La députée parisienne Sophia Chikirou comparaîtra le 12 mai prochain devant la justice pour des faits qualifiés d’« escroquerie » au préjudice du site d’actualité Le Média. L’information, confirmée par l’AFP le dimanche 4 janvier 2026, survient alors que la campagne des élections municipales bat son plein dans la capitale. Un calendrier qui ne manque pas d’alimenter les soupçons et les débats.
Une échéance judiciaire au timing contesté

Le procès interviendra à peine deux mois après le scrutin municipal de mars 2026, un rendez-vous électoral particulièrement scruté à Paris.

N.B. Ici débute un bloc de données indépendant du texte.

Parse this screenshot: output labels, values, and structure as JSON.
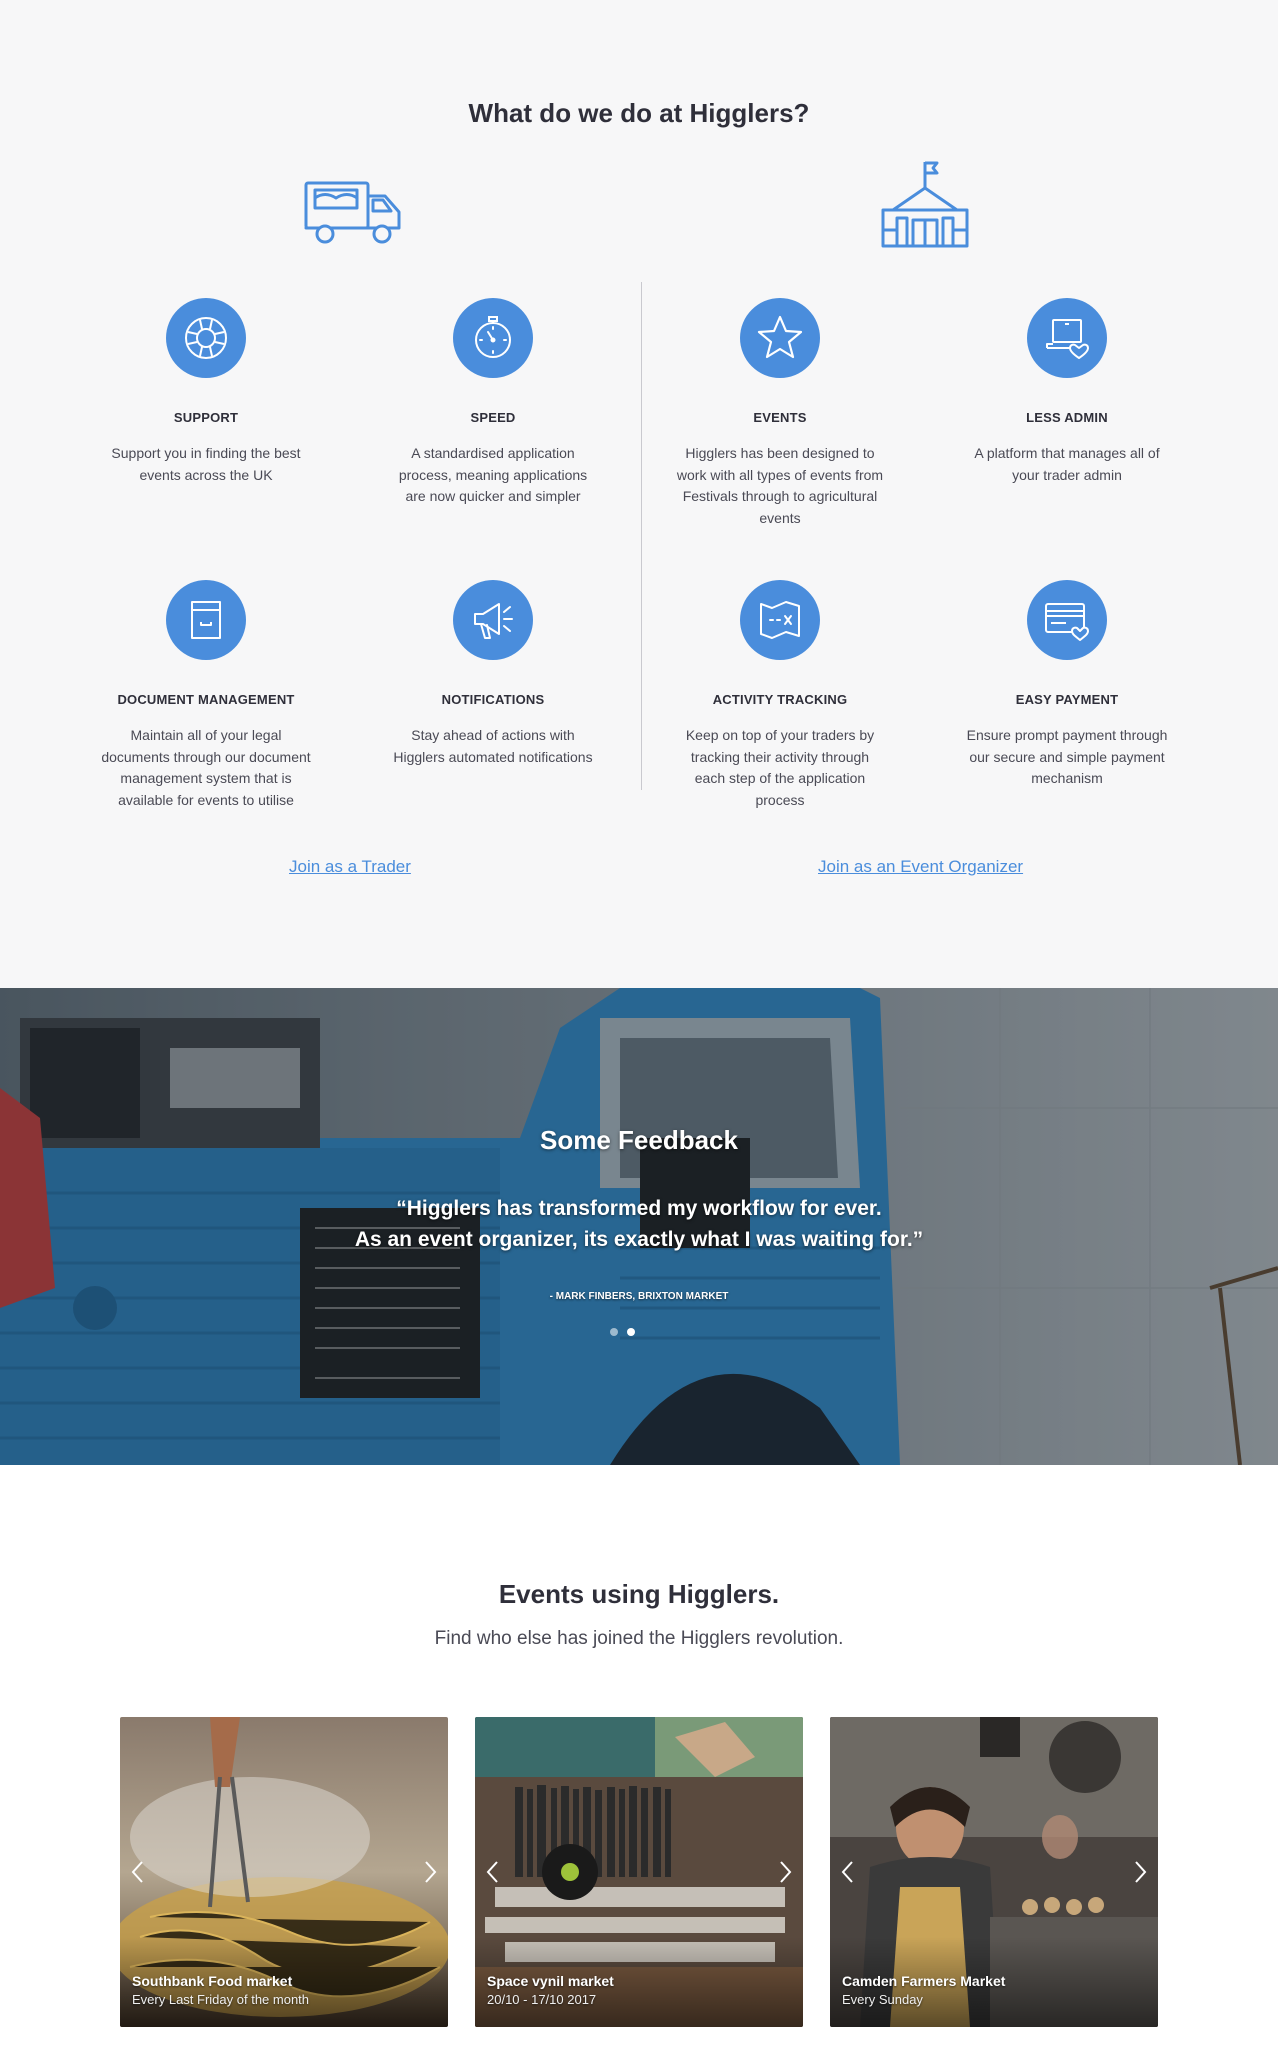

Pour la cheffe de file de La France insoumise dans la capitale, cette convocation judiciaire ajoute une pression supplémentaire à une campagne déjà fortement politisée, où chaque prise de position est disséquée et amplifiée.
La défense dénonce une « décision politique »
L’avocat de la députée, Dominique Tricaud, n’a pas tardé à réagir. Il dénonce une procédure qui s’étirerait depuis près de dix ans et dont l’activation actuelle relèverait d’un choix stratégique du parquet. Selon lui, la tenue du procès en pleine période électorale viserait avant tout à fragiliser sa cliente et à perturber sa campagne. Une lecture fermement rejetée par l’accusation, mais largement reprise dans le camp de la défense.